Studies have indicated that acute COVID-19 more often may exacerbate pre-existing prediabetes or T2DM [60][106]. Individuals who are hospitalized for acute COVID-19 infections may have undetected diabetes mellitus. The pandemic-related changes in lifestyle, such as decreased physical activity due to measures like lockdowns, may have played a role in the increased weight gain and glyco-metabolic syndrome observed in people with prediabetes. Such changes may also raise the risk of developing new-onset diabetes in the post-infectious stage [31][79]. COVID-19 can elevate stress hormones, such as adrenaline and cortisol, which may trigger the production of glucose, resulting in hyperglycaemia [61][107]. Also, direct cytotoxic injury to pancreatic cells caused by SARS-CoV-2 infection may result in reduced insulin production [62][108]. COVID-19 may exacerbate pre-existing T2DM or prediabetes. Certain studies suggest that these conditions are transient and may resolve with time, but this hypothesis requires ongoing investigation in the future [60][106].

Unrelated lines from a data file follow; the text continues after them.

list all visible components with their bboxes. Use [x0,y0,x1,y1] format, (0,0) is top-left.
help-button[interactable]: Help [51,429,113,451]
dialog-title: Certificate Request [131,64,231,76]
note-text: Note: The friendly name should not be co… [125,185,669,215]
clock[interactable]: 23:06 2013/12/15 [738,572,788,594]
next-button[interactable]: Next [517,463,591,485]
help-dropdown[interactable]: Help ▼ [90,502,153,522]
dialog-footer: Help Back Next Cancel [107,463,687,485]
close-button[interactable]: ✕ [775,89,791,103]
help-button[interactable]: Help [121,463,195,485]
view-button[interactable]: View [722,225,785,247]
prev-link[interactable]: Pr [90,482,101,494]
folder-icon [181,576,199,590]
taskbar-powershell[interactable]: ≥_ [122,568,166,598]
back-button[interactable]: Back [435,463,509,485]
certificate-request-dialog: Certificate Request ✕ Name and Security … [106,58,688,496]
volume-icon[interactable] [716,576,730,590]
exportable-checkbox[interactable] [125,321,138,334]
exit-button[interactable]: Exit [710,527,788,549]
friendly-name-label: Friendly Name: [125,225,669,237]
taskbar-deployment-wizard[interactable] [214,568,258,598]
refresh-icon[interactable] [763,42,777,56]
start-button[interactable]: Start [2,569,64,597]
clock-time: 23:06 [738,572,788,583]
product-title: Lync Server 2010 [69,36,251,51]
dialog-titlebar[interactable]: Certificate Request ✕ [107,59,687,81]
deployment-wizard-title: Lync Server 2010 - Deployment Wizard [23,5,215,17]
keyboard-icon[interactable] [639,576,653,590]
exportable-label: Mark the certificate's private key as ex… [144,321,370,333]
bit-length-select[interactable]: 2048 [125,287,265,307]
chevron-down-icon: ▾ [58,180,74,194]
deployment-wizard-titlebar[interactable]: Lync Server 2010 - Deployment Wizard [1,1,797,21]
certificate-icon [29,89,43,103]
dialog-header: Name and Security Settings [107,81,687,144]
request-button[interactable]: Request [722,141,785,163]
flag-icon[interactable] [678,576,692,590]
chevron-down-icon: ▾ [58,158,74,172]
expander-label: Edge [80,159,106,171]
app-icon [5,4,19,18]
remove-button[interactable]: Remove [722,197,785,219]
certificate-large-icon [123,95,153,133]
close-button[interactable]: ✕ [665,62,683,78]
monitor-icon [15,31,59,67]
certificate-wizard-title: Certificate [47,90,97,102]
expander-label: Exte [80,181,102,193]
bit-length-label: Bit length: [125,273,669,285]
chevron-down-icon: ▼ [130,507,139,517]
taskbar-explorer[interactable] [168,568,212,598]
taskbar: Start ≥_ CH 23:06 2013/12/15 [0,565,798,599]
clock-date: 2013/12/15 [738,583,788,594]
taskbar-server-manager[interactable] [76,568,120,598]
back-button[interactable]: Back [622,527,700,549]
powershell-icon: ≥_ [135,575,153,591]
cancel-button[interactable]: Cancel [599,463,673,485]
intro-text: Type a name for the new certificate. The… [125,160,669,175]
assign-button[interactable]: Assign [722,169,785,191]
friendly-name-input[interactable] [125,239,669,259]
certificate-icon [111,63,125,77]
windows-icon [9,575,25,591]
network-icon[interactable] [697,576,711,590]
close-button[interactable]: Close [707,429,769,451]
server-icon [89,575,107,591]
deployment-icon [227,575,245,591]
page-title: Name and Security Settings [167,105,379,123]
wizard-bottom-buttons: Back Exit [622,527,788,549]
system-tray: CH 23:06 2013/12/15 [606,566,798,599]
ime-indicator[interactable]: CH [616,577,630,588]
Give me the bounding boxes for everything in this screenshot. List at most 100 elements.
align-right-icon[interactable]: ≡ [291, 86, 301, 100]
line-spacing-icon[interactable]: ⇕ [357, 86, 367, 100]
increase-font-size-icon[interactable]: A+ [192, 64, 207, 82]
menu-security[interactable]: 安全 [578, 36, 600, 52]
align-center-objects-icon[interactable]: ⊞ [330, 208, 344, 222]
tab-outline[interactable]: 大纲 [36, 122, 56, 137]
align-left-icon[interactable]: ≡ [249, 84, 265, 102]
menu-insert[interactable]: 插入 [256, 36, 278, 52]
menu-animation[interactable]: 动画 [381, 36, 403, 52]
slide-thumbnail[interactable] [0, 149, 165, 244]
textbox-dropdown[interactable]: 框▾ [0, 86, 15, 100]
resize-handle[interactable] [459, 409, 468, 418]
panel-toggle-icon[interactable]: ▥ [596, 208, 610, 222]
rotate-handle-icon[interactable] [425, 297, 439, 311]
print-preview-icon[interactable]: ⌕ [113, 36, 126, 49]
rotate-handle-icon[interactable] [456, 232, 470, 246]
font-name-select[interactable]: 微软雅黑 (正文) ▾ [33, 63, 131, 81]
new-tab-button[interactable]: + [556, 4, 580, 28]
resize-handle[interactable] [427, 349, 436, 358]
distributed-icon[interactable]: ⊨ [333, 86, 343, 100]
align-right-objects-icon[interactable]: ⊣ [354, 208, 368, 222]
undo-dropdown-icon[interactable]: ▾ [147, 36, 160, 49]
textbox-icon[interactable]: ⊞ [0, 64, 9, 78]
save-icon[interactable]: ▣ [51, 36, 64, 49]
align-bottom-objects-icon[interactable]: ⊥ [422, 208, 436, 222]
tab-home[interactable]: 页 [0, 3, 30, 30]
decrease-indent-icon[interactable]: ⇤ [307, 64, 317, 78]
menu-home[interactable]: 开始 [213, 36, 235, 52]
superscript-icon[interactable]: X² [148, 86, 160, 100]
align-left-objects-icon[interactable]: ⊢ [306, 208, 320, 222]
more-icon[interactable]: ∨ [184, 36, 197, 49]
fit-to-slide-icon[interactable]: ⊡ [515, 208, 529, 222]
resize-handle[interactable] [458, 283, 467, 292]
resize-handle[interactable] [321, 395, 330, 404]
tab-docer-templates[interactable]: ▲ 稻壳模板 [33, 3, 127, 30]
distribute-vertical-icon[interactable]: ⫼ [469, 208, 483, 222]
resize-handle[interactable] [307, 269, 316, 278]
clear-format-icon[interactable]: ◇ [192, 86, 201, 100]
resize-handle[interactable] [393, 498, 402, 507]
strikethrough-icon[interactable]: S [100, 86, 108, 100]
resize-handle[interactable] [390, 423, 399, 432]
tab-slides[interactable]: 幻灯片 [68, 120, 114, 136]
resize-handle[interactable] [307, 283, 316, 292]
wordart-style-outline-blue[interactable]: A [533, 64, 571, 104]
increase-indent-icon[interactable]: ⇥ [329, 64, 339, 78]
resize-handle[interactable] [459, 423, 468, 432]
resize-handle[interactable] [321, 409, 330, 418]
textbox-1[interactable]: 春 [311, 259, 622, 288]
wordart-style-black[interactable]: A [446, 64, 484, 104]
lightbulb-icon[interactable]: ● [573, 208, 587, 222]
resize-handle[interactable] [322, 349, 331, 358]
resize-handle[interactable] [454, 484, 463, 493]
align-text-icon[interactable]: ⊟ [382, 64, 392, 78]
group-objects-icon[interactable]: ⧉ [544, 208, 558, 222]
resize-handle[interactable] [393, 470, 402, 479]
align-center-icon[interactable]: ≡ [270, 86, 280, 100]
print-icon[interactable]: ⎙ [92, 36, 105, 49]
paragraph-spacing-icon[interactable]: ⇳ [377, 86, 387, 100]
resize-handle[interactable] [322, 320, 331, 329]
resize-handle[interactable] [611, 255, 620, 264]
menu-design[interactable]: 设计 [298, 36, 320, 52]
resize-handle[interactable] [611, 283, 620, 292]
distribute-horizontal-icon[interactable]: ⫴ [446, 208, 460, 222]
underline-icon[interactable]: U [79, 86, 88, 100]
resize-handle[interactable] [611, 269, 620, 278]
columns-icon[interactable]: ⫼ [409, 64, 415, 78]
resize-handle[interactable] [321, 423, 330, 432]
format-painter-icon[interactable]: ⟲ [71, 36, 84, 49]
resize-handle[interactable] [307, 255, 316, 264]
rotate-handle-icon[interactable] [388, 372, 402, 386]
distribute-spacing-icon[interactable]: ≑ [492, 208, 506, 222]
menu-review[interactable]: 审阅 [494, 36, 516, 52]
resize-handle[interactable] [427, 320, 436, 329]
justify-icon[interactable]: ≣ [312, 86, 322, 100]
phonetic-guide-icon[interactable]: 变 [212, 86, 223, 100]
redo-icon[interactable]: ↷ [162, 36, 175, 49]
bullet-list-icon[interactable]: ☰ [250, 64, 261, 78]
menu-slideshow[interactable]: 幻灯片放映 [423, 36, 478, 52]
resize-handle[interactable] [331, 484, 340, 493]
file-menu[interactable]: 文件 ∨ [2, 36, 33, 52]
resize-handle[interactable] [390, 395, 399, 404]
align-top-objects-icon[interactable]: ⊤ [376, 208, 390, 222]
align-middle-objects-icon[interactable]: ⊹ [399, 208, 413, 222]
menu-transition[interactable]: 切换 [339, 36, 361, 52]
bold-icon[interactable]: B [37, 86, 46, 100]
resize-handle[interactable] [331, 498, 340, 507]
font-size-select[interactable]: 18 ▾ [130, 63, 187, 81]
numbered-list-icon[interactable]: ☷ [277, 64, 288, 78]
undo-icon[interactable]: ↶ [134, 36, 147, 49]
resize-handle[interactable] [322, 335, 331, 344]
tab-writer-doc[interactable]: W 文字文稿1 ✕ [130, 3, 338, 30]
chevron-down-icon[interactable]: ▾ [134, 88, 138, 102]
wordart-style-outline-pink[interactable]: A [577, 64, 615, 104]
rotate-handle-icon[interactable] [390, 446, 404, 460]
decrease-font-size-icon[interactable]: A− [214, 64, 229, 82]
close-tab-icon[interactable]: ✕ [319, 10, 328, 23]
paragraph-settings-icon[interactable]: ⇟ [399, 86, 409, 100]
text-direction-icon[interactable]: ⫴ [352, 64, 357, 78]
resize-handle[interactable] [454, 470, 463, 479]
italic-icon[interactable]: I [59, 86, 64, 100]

2.3. COVID-19-Vaccine-Induced Diabetes Mellitus

There are speculations about the impact of COVID-19 vaccines on diabetes mellitus development. For now, there are mostly case reports for such events; patients are usually presenting with ketoacidosis [63][64][65][109,110,111], hyperglycaemia [66][67][68][112,113,114], or hyperosmolar state [67][113]. There were some observations that vaccines could precipitate hyperglycaemia and other complications in patients that already have diabetes [69][115], but a study conducted on 350,936 cases did not find such a link [70][116], as well as a study completed in paediatric patients [71][117]. Furthermore, there are reports about more frequent adverse reactions to the vaccines with diabetic patients [72][73][118,119], but other researchers did not find such a relation [74][58]. There were concerns that, since diabetes mellitus is a procoagulatory state, vaccines could precipitate thromboembolic incidents, but a study investigating coagulation pathways in T1DM and T2DM patients after vaccination did not find significant differences compared to healthy individuals [75][59]. Vaccines not only reduce the chance of severe clinical presentation and hospital admission in diabetic patients [76][120] but could also have a protective effect and reduce the possibility of developing diabetes mellitus after COVID-19 in healthy individuals [62][77][108,121]. Nevertheless, patients with diabetes mellitus have decreased antibody and memory 𝛽-cell response to the vaccine [74][78][79][58,122,123], and there are reports that vaccines could be less effective in those individuals [80][81][124,125].